The Trade
It's been a while since I posted because of work, vacation, family and other summertime things, like drinking, so the frustrations of a miserable June by the boys and a continuation of bullpen woes in July left me a little blue--which is a problem when you are Mr. Redlegs. Hopefully the team is headed in the right direction for the final third of the season.

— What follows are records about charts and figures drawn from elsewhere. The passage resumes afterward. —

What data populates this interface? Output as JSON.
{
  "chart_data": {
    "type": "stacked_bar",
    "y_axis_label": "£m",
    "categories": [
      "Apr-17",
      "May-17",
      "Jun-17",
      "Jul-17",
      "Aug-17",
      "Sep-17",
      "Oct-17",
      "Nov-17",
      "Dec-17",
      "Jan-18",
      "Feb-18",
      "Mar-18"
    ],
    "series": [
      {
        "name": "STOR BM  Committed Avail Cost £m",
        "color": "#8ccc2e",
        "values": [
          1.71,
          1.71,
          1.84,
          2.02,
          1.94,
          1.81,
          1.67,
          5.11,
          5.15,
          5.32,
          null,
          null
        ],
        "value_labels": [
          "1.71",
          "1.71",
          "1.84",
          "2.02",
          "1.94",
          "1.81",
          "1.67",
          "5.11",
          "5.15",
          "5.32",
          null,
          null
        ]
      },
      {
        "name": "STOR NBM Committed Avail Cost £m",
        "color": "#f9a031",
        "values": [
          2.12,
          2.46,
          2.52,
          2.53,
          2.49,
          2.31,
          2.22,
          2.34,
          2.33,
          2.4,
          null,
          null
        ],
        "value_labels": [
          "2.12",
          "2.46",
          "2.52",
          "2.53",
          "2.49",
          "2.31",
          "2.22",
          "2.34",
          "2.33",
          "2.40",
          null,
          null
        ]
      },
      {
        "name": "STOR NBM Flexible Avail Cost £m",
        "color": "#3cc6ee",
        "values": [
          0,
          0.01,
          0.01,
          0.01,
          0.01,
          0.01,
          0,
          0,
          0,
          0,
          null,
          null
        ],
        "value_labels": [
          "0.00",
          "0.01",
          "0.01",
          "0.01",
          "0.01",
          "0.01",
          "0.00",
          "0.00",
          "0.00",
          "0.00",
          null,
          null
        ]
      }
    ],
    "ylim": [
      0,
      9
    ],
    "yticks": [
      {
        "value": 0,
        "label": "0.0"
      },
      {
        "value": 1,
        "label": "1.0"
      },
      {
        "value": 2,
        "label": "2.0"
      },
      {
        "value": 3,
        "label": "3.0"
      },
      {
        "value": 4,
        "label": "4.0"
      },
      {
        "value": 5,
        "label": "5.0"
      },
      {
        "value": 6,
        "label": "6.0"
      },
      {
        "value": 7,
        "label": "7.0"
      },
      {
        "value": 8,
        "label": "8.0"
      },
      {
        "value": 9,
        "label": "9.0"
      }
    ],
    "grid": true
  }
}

I have my doubts. The trade of Austin Kearns and Felipe Lopez to Washington for two young, inexperienced middle relievers, Gary Majewski and Bill Bray, plus geezer Royce Clayton and two minor-leaguers that are projected by no one to be anything more than reserves, really fried my taters. I don't care what Buster Olney wrote about the cost of bullpen help. When the Braves landed closer Bob Wickman for a Class A catcher, then you fully understand that giving up two starting position players zeroing in on their prime for two unproven middle relievers was dumber than dirt.

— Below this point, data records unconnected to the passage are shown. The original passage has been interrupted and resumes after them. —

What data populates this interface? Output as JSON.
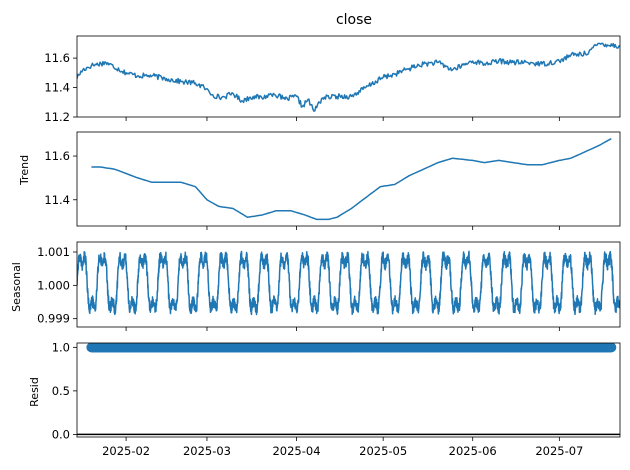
{
  "chart_data": {
    "type": "line",
    "title": "close",
    "line_color": "#1f77b4",
    "x_ticks": [
      "2025-02",
      "2025-03",
      "2025-04",
      "2025-05",
      "2025-06",
      "2025-07"
    ],
    "xlim": [
      "2025-01-15",
      "2025-07-22"
    ],
    "grid": false,
    "panels": [
      {
        "name": "close",
        "ylabel": "",
        "ylim": [
          11.2,
          11.75
        ],
        "yticks": [
          11.2,
          11.4,
          11.6
        ],
        "kind": "line",
        "x": [
          "2025-01-15",
          "2025-01-17",
          "2025-01-20",
          "2025-01-25",
          "2025-02-01",
          "2025-02-05",
          "2025-02-10",
          "2025-02-15",
          "2025-02-20",
          "2025-02-25",
          "2025-02-28",
          "2025-03-03",
          "2025-03-06",
          "2025-03-10",
          "2025-03-13",
          "2025-03-17",
          "2025-03-20",
          "2025-03-24",
          "2025-03-28",
          "2025-04-01",
          "2025-04-03",
          "2025-04-05",
          "2025-04-07",
          "2025-04-10",
          "2025-04-15",
          "2025-04-20",
          "2025-04-25",
          "2025-05-01",
          "2025-05-05",
          "2025-05-10",
          "2025-05-15",
          "2025-05-20",
          "2025-05-25",
          "2025-06-01",
          "2025-06-05",
          "2025-06-10",
          "2025-06-15",
          "2025-06-20",
          "2025-06-25",
          "2025-07-01",
          "2025-07-05",
          "2025-07-10",
          "2025-07-15",
          "2025-07-22"
        ],
        "y": [
          11.47,
          11.52,
          11.55,
          11.57,
          11.5,
          11.48,
          11.48,
          11.46,
          11.44,
          11.43,
          11.4,
          11.35,
          11.33,
          11.36,
          11.31,
          11.34,
          11.33,
          11.36,
          11.32,
          11.34,
          11.27,
          11.32,
          11.24,
          11.33,
          11.34,
          11.34,
          11.4,
          11.47,
          11.49,
          11.53,
          11.56,
          11.57,
          11.52,
          11.58,
          11.56,
          11.58,
          11.57,
          11.57,
          11.56,
          11.58,
          11.62,
          11.63,
          11.7,
          11.68
        ]
      },
      {
        "name": "trend",
        "ylabel": "Trend",
        "ylim": [
          11.28,
          11.71
        ],
        "yticks": [
          11.4,
          11.6
        ],
        "kind": "line",
        "x": [
          "2025-01-20",
          "2025-01-23",
          "2025-01-28",
          "2025-02-05",
          "2025-02-10",
          "2025-02-15",
          "2025-02-20",
          "2025-02-25",
          "2025-03-01",
          "2025-03-05",
          "2025-03-10",
          "2025-03-15",
          "2025-03-20",
          "2025-03-25",
          "2025-03-30",
          "2025-04-04",
          "2025-04-08",
          "2025-04-12",
          "2025-04-15",
          "2025-04-20",
          "2025-04-25",
          "2025-04-30",
          "2025-05-05",
          "2025-05-10",
          "2025-05-15",
          "2025-05-20",
          "2025-05-25",
          "2025-06-01",
          "2025-06-05",
          "2025-06-10",
          "2025-06-15",
          "2025-06-20",
          "2025-06-25",
          "2025-07-01",
          "2025-07-05",
          "2025-07-10",
          "2025-07-15",
          "2025-07-19"
        ],
        "y": [
          11.55,
          11.55,
          11.54,
          11.5,
          11.48,
          11.48,
          11.48,
          11.46,
          11.4,
          11.37,
          11.36,
          11.32,
          11.33,
          11.35,
          11.35,
          11.33,
          11.31,
          11.31,
          11.32,
          11.36,
          11.41,
          11.46,
          11.47,
          11.51,
          11.54,
          11.57,
          11.59,
          11.58,
          11.57,
          11.58,
          11.57,
          11.56,
          11.56,
          11.58,
          11.59,
          11.62,
          11.65,
          11.68
        ]
      },
      {
        "name": "seasonal",
        "ylabel": "Seasonal",
        "ylim": [
          0.99875,
          1.0013
        ],
        "yticks": [
          0.999,
          1.0,
          1.001
        ],
        "kind": "oscillation",
        "period_days": 7,
        "amplitude": 0.0011
      },
      {
        "name": "resid",
        "ylabel": "Resid",
        "ylim": [
          -0.03,
          1.05
        ],
        "yticks": [
          0.0,
          0.5,
          1.0
        ],
        "kind": "scatter",
        "marker_value": 1.0,
        "baseline": 0.0,
        "x_range": [
          "2025-01-20",
          "2025-07-19"
        ]
      }
    ]
  },
  "labels": {
    "title": "close",
    "trend": "Trend",
    "seasonal": "Seasonal",
    "resid": "Resid"
  }
}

Many fans on the Reds blogs have been saying trust Krisvky. That much is hard to deny. More so, his scouting background is the National League--and we don't mean Jim Bowden's kind of scouting (scoping out babes in the crowd while reading Baseball America). Krivsky has a keen eye for talent and knows what type of players he wants.
But my immediate reaction was he could have gotten one of those relievers with Lopez and that somehow Bowden fleeced Krivsky into tossing in Kearns. There were six to eight teams interested in Kearns and he's a commodity that could have brought a lot more--if not now, then in the offseason. The rumor around the Nationals is that Bowden is taking offers to flip Kearns for young talent.

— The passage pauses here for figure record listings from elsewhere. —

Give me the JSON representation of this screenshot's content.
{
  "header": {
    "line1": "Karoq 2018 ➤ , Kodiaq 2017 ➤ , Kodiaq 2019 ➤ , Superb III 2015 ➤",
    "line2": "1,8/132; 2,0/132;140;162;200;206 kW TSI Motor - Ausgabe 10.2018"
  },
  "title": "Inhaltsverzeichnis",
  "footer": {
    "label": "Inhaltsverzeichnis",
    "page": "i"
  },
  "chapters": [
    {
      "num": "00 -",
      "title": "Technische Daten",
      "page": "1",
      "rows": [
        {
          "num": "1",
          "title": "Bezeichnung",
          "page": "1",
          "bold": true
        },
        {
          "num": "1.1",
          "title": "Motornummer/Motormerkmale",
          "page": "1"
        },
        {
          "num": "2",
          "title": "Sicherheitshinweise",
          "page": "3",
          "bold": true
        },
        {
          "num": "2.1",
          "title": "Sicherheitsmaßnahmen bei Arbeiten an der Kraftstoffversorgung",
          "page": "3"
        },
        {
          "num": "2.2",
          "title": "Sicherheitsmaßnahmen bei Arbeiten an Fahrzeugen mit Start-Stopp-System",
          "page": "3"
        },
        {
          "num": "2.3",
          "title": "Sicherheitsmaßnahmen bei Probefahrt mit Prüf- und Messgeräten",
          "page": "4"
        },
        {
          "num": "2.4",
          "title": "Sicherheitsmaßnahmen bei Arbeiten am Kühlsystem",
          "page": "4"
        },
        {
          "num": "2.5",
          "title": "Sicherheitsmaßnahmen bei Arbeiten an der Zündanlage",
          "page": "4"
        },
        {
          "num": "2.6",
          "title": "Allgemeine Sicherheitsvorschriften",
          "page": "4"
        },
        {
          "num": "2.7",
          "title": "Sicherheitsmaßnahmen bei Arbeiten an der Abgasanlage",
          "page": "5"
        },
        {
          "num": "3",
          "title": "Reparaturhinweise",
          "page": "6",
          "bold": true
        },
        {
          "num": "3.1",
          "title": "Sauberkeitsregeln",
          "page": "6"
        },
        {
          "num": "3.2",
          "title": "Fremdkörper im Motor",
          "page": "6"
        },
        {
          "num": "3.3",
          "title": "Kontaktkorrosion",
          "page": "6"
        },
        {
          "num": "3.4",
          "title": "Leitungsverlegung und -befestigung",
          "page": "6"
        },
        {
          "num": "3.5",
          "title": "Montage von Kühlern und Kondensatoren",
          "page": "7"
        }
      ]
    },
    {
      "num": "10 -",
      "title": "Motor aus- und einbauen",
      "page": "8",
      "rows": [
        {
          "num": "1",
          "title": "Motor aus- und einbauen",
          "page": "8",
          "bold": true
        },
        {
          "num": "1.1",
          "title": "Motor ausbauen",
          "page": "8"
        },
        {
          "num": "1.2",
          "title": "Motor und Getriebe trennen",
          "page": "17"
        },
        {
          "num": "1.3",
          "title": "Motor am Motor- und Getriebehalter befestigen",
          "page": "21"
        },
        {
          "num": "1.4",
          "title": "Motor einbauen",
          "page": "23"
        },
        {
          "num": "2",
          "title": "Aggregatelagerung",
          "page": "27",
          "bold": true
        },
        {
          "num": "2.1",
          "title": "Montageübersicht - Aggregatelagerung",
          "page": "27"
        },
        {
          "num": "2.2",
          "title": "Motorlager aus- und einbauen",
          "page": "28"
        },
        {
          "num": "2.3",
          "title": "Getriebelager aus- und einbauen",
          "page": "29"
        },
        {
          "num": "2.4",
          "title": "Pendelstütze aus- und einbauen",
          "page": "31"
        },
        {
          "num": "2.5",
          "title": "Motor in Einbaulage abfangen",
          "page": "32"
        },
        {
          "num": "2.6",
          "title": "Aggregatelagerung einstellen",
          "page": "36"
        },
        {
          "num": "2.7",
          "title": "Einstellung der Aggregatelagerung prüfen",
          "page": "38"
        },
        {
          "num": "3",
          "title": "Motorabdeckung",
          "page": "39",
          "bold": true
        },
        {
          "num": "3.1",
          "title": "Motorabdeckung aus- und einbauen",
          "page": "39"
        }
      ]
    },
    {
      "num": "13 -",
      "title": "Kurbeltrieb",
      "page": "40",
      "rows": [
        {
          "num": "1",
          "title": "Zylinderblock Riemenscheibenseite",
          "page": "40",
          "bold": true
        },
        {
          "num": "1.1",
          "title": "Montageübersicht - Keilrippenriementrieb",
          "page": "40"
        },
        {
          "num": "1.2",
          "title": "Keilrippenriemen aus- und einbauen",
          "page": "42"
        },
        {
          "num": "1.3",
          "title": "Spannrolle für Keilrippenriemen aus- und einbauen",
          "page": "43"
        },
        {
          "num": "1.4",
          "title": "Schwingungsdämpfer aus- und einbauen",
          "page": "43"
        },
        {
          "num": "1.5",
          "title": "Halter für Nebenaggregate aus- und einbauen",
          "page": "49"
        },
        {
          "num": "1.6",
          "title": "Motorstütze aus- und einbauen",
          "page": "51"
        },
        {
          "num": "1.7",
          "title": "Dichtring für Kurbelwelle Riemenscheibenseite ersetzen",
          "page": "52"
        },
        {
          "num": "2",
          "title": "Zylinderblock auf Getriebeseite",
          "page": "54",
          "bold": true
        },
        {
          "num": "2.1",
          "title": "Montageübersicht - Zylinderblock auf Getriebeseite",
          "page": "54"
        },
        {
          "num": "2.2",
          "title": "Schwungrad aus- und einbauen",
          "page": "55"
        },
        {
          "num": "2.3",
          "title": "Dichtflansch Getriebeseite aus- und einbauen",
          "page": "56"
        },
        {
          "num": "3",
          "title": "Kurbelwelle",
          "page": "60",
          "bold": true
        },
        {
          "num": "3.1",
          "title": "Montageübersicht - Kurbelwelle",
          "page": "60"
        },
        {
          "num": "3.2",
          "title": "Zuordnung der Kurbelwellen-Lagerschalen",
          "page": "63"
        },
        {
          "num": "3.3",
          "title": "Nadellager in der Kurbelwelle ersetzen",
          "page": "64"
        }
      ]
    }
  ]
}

Shouldn't that have been the Reds' option?
Reds fans (and apparently the coaching staff, too) had become disenchanted with Lopez's production, work ethic and hypersensitivity to getting more days off since Juan Castro was brought in. I dunno. The kid had a terrific season last year when people just left him alone and let him play. Coaching--whether in youth sports or the pros--means "coach 'em up," as Steve Spurrier likes to say.
Why couldn't Lopez be coached up? Yo, Bucky-Fucking-Dent, just what is your job?
But I think what bothers me more than the mathematics and common sense of this trade is the painted illusion that this team is a contender. Play for now? Does anyone honestly believe a team with Scott Hatteberg at first, Royce Clayton at shortstop, Rich Aurilia at third and a platoon with rookie Chris Denorfia in right is a wire-to-wire contender of any form?
No matter what the standings say today, there's still one-third of the season remaining and August is called the dog days for a reason. The pretenders are quickly weeded out as you have gone through the league a third time, players get fatiqued and wary, pitchers wilt with dead arm, and you are simply exposed for what you are.
Rarely does a team enter September that doesn't belong there, via talent or kismet. So with this awful trade, the Reds may have improved their bullpen, which was killing them. But they also grossly weakened themselves on the field, for a sustained playoff run, and worst of all, for the near future of the franchise.
Don't let the front office and media Kool-Aid drinkers tell you otherwise.